One young female business owner’s journey of self-acceptance in 2020

The fact was, since late 2018, Georgia had been running her own jewellery business; House of Bijou, solo, and relied upon her regular income to keep it afloat.

“When you run a small business on the side, your full-time job is what you rely on to keep it going,” she explains, “At first I was absolutely devastated but I thought- actually this could be the opportunity I needed to put all my efforts into my business and be able to really push it forward and have that time to dedicate to it. It was a blessing in disguise.”

Georgia Thomas, 25, lost her job in HR at the beginning of lockdown.

“It was obviously a massive shock. You have to tell yourself not to take it personally, but it’s still so hard,” she says, “You feel like your whole world has come crashing down.”

Georgia decided to start the brand after a trip to Paris with her boyfriend inspired her. She studied fashion buying at university, so was well versed in how to start a business. Nevertheless, it’s impressive that she was- and still is- able to run the whole operation single handedly.

“It’s literally just me! And until a couple of months ago I was doing this part time so it was a lot of early starts and late finishes,” she says, “I would love to hire a team though! Because right now I am doing everything – from photography to packaging!”

The work that went into the brand – from hours of research, a lot of her own money and days of solo (wo)man power – are finally paying off, no doubt aided by the renewed focus lockdown has given her. She launched a collection in support of MIND charity over lockdown- inspired by her own mental health struggles and how in awe she was of the work the charity does.

“I am now working on my own designs as well which I should be able to get out within the next 5 months and that will make me feel really unique,” she says, “For me, it is about giving women confidence- the feeling they can take on everything. That is what it gives me.”

Whilst her unexpected unemployment was the catalyst for real brand expansion; 2020 has taught Georgia other lessons as well.

“Growing up I have dealt with a lot of racism – especially growing up in Essex which is a predominantly white area,” she says, “The first time I heard the N word was when I was in primary school and someone came up to me in the playground and called me that. I was told they couldn’t play with me because I had brown skin. That stuff really does affect you. When you are being judged at five years old because of the colour of your skin- that trickles through to adulthood massively, when you are the only person of colour on the team.”

The legacy of her experiences with racism came to a head when deciding how to market her brand.

“When I was starting I thought about it a lot and I really thought- because of all the prejudice I faced- are people going to not buy from me because of the colour of my skin? I didn’t want people to think that. I hid behind my business from day one.”

But this summer, and the resurgence of Black Lives Matter, changed all of that.
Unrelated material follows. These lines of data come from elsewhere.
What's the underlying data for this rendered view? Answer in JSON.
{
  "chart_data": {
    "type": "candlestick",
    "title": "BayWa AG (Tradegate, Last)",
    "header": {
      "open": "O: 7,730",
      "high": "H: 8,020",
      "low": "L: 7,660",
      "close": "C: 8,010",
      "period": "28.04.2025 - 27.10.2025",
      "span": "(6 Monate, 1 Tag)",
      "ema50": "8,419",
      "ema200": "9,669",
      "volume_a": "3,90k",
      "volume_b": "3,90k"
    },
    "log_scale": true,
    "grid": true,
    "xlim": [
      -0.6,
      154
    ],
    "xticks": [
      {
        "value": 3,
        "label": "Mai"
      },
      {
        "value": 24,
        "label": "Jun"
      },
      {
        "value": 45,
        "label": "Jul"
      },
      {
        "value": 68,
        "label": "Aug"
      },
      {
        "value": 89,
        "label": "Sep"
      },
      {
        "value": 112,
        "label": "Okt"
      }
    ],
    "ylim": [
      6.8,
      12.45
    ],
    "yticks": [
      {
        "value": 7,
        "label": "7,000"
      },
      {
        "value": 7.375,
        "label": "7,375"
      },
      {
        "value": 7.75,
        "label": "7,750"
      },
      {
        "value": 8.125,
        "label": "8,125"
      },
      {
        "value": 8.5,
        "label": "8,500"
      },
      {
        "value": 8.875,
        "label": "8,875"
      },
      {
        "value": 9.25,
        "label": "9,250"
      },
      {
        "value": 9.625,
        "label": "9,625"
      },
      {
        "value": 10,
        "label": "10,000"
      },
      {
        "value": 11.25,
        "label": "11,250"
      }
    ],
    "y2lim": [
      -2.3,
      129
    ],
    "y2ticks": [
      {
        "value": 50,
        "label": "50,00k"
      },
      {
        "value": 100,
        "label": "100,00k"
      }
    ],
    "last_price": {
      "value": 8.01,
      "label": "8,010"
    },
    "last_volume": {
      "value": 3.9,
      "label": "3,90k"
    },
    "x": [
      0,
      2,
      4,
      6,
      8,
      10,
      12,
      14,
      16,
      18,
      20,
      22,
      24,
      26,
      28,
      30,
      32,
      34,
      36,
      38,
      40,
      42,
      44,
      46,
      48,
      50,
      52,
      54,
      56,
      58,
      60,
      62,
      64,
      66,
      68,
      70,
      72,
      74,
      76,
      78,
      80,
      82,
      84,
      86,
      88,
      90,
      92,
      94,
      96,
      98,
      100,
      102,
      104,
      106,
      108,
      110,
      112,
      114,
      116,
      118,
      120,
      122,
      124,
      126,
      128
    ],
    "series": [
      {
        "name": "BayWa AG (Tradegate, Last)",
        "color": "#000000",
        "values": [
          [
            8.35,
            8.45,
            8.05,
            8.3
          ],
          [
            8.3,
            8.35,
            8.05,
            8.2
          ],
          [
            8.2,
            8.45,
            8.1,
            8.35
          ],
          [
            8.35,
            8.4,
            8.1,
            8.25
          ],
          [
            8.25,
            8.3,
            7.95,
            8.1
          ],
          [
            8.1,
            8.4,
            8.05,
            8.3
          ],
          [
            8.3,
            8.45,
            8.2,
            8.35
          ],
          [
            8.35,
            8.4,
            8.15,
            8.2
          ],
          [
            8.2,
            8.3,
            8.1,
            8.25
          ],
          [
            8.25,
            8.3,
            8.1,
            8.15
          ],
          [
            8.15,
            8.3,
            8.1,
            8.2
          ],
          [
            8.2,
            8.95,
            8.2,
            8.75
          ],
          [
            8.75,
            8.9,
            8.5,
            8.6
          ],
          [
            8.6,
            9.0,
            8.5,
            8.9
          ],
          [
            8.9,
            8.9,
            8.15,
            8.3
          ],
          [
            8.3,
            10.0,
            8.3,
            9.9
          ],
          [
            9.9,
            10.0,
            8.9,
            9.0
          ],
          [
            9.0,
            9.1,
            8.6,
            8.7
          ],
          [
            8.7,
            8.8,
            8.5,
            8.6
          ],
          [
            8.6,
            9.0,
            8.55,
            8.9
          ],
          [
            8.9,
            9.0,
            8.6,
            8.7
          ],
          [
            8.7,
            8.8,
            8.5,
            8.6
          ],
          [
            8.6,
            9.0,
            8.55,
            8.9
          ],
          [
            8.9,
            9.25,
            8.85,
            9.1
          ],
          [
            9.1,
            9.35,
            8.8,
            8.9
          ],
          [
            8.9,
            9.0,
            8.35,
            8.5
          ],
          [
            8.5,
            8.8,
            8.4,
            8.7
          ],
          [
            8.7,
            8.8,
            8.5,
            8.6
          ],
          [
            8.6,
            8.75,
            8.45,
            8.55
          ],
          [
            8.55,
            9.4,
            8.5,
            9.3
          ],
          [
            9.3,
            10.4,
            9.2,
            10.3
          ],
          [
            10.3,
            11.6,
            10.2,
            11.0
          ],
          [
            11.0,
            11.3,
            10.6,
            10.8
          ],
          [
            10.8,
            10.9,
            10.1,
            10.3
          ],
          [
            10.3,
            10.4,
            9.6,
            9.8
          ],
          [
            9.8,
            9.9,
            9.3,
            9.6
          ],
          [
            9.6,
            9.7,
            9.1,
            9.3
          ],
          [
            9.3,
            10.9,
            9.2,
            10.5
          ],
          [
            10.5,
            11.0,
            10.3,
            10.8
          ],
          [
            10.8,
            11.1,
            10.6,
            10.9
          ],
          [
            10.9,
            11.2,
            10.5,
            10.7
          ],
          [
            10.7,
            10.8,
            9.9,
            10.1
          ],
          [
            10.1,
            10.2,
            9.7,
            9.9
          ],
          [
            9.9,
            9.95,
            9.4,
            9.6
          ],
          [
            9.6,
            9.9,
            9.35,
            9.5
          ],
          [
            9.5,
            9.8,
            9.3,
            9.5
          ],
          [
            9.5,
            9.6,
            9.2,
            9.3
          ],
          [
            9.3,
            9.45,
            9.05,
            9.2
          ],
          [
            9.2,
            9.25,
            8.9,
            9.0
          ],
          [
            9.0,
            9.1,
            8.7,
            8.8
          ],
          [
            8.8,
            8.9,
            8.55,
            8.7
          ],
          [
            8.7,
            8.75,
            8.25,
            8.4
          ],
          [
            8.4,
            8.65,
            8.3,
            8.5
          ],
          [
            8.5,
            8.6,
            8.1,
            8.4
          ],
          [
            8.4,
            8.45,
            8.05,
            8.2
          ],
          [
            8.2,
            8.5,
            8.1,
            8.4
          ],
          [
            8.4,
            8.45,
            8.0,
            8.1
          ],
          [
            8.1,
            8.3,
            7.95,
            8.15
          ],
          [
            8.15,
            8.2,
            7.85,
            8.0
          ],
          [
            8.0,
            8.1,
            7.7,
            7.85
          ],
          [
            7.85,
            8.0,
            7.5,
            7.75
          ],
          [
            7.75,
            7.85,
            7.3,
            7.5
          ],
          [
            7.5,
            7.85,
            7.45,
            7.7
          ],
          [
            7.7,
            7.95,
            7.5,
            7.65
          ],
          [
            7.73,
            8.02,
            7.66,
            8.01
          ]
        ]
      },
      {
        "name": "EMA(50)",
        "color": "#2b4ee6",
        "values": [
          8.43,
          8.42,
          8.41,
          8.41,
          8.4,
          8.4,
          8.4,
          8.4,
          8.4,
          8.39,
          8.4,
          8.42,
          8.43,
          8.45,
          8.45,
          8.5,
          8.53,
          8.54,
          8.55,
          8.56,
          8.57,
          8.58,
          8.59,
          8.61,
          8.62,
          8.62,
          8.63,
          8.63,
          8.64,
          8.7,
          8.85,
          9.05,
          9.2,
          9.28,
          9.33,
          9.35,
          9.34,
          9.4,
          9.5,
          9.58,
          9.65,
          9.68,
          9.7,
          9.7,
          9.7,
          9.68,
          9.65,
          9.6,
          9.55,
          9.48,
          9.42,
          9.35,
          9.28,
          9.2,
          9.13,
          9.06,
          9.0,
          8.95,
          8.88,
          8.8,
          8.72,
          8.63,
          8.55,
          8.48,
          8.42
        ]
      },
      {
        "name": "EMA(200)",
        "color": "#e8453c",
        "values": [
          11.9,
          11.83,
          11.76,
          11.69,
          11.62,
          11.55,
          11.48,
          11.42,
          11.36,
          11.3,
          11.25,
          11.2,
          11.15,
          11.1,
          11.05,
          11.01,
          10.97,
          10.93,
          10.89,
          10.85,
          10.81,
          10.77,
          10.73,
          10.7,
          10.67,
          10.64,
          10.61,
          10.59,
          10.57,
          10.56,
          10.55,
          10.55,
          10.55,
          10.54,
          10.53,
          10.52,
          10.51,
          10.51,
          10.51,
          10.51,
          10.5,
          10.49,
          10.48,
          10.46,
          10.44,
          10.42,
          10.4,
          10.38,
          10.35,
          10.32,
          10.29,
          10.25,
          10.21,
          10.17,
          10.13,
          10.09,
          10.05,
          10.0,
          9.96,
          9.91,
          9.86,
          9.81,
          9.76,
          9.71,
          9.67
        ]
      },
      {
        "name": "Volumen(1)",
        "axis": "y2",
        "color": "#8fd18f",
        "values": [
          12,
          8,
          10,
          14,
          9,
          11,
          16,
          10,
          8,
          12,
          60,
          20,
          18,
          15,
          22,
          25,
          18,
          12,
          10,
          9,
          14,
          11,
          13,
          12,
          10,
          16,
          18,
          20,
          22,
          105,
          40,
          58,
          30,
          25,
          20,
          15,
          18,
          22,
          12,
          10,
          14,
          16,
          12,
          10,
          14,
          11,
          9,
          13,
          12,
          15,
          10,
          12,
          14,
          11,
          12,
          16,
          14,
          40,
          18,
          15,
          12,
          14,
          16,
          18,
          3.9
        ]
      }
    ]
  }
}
“I had to sit down and really understand what I am doing and think about what my brand stands for. I’ve created this brand that I am so proud of- but I don’t want anyone to know it’s me. If it is all about confidence but the person who started it doesn’t have the confidence to really put her name to it- what does that mean?” she says, “. My whole life I have never found my voice and lockdown has made me learn to love myself a little bit more and has given me the confidence to speak out. When you see others doing it, it really helps you to do it. Now I really feel like I have to stand up and not be afraid.”

Now Georgia’s brand, with her proudly at the helm, is surging onwards. With her own lessons learnt during lockdown, she has this advice for any young woman keen to start a business now- particularly women of colour.

“Just never worry about what other people think of you. Stay persistent and stay true to yourself.”